Die Wahrheit verkündigen,
den Glauben verteidigen

Predigten des H.H. Prof. Dr. Georg May

Glaubenswahrheit.org  
19. November 2000

Über Christus als den Mittler des Heils

Im Namen des Vaters und des Sohnes und des Heiligen Geistes. Amen.

Geliebte im Herrn!

Es gibt eine Frage, die nicht zur Ruhe kommen will, und diese Frage lautet: Was dünkt euch von Christus? Wessen Sohn ist er? Von der Antwort auf diese Frage hängt alles in unserem Leben und in unserem Sterben ab. Wir müssen eine vollständige Kenntnis Jesu Christi gewinnen, damit wir für unser Leben ein richtungweisendes und zum Himmel führendes Kennzeichen haben, damit wir wissen, wem wir vertrauen dürfen und auf wen wir hören müssen.

Jesus hat ein menschliches Leben geführt wie andere Menschen auch. Sein irdisches Leben ist einmalig und unwiederholbar. Aber in diesem irdischen Leben vollzog sich das Geheimnis unseres Heiles. Dieses Leben sprengt die Geschichte, so geschichtlich es auch gelebt wurde. Es geht über jede Geschichte hinaus, denn in ihm vollzog sich das Geheimnis unseres Heiles.

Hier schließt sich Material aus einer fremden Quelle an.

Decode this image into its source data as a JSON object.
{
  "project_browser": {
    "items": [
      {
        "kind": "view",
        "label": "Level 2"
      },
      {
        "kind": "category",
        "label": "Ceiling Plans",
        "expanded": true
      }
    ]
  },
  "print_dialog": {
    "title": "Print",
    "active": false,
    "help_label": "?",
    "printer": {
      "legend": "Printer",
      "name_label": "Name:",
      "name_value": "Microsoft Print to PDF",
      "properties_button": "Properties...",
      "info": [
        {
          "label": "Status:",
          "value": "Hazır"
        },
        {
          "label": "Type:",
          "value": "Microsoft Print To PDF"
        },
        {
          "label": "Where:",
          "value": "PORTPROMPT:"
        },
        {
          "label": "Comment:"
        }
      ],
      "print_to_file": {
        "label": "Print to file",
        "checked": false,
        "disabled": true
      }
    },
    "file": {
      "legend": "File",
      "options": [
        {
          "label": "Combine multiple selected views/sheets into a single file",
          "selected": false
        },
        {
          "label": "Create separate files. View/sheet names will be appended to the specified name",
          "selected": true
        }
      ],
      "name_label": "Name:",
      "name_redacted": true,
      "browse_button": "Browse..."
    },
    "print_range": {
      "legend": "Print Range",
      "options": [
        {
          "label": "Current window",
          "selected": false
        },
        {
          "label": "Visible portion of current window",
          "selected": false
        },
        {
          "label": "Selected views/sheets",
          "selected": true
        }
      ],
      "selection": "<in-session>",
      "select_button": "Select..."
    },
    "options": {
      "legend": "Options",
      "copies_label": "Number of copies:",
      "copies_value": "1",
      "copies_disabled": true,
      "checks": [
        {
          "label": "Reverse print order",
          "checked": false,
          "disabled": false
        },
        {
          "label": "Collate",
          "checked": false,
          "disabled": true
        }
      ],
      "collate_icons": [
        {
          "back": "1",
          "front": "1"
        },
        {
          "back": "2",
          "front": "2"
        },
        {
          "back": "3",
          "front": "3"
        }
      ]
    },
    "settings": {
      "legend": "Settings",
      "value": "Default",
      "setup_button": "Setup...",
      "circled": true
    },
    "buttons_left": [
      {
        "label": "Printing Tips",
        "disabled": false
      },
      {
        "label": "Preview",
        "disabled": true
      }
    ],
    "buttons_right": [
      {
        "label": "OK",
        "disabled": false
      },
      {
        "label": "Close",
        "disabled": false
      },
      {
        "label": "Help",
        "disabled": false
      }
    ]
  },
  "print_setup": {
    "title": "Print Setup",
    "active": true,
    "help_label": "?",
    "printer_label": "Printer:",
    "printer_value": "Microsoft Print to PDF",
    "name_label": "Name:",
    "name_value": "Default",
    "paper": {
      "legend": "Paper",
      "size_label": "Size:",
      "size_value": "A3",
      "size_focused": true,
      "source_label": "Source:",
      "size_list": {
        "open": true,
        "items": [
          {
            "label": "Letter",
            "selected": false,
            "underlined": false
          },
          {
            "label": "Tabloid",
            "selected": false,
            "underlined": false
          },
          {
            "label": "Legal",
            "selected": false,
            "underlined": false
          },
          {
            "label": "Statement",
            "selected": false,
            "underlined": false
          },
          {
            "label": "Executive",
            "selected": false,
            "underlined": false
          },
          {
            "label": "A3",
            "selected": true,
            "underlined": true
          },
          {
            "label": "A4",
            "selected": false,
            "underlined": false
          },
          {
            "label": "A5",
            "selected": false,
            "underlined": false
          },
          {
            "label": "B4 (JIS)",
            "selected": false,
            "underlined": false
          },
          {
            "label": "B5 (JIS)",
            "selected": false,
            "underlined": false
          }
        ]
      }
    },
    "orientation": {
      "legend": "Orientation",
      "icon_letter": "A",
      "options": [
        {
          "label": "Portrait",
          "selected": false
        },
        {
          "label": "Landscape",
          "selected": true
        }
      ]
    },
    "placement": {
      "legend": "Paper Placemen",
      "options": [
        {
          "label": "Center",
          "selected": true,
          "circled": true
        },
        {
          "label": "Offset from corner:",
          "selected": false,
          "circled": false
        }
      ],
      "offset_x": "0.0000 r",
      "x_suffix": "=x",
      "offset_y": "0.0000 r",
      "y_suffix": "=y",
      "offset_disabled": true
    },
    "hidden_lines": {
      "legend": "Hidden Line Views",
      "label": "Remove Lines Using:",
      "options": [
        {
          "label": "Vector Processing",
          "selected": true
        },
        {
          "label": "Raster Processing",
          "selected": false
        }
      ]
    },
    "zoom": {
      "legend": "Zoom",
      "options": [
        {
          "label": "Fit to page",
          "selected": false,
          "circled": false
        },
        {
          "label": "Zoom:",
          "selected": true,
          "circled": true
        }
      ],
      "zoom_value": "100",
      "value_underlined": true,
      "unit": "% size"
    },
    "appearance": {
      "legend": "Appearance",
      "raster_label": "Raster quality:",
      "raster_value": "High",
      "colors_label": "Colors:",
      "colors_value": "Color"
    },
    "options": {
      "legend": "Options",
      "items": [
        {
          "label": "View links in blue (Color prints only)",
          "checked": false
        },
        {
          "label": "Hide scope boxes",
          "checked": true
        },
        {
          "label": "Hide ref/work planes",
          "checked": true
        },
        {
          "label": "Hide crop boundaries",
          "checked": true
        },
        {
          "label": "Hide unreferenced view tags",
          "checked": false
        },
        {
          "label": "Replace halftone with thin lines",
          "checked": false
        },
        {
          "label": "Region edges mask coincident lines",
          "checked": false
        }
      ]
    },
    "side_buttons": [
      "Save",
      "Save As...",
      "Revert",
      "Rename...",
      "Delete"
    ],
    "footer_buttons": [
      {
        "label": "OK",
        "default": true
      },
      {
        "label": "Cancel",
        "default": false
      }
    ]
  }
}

Das Geheimnis des Heiles war ursprünglich ein Plan im Geiste Gottes. Da war es ein Gottesgeheimnis, und dieses Gottesgeheimnis ist in der Zeit verwirklicht worden; so wurde es ein Christusgeheimnis. Und weil dieses Christusgeheimnis unser Heil bewirken soll, ist es auch unser Heilsgeheimnis. Jetzt schon haben wir Anteil an ihm, aber noch ist es verhüllt, noch ist es verborgen; wir erwarten seine Enthüllung. Wir hoffen auf die endgültige Offenbarung Christi an seinem Tage, wenn unser vergängliches, hinfälliges Leben einmal verwandelt werden wird in ein unvergängliches, strahlendes und leuchtendes Leben.

Das Geheimnis unseres Heiles wurde verwirklicht durch die Menschwerdung Jesu Christi. Weil Christus Mensch geworden ist, deswegen ist unser Heil von Gott verwirklicht worden. In Christus ist derjenige erschienen, an dem jeder Anteil gewinnen muß, der das Heil erringen will. Christus ist das Werkzeug des Heiles, er ist die Verwirklichung des Heiles, er ist die Erscheinung des Heiles, ja er ist das Heil selbst. Christus ist unser Heil. In ihm ist eine Daseinsform auf Erden erschienen, die es vorher nicht gab. An seiner Daseinsform, an seiner Existenzweise muß Anteil gewinnen, wer das Heil erringen will. Er ist der Weg zum Heil, er ist die Brücke zum Heil, er ist der Bürge des Heils. Ja, wir müssen jetzt das Wort nennen, das die Kirche aus der Heiligen Schrift entnommen hat und das sie in ihren Lehrentscheidungen immer wieder hervorgehoben hat: Christus ist der Mittler des Heiles. Er steht in der Mitte zwischen Gott und den Menschen; er ist der Vermittler.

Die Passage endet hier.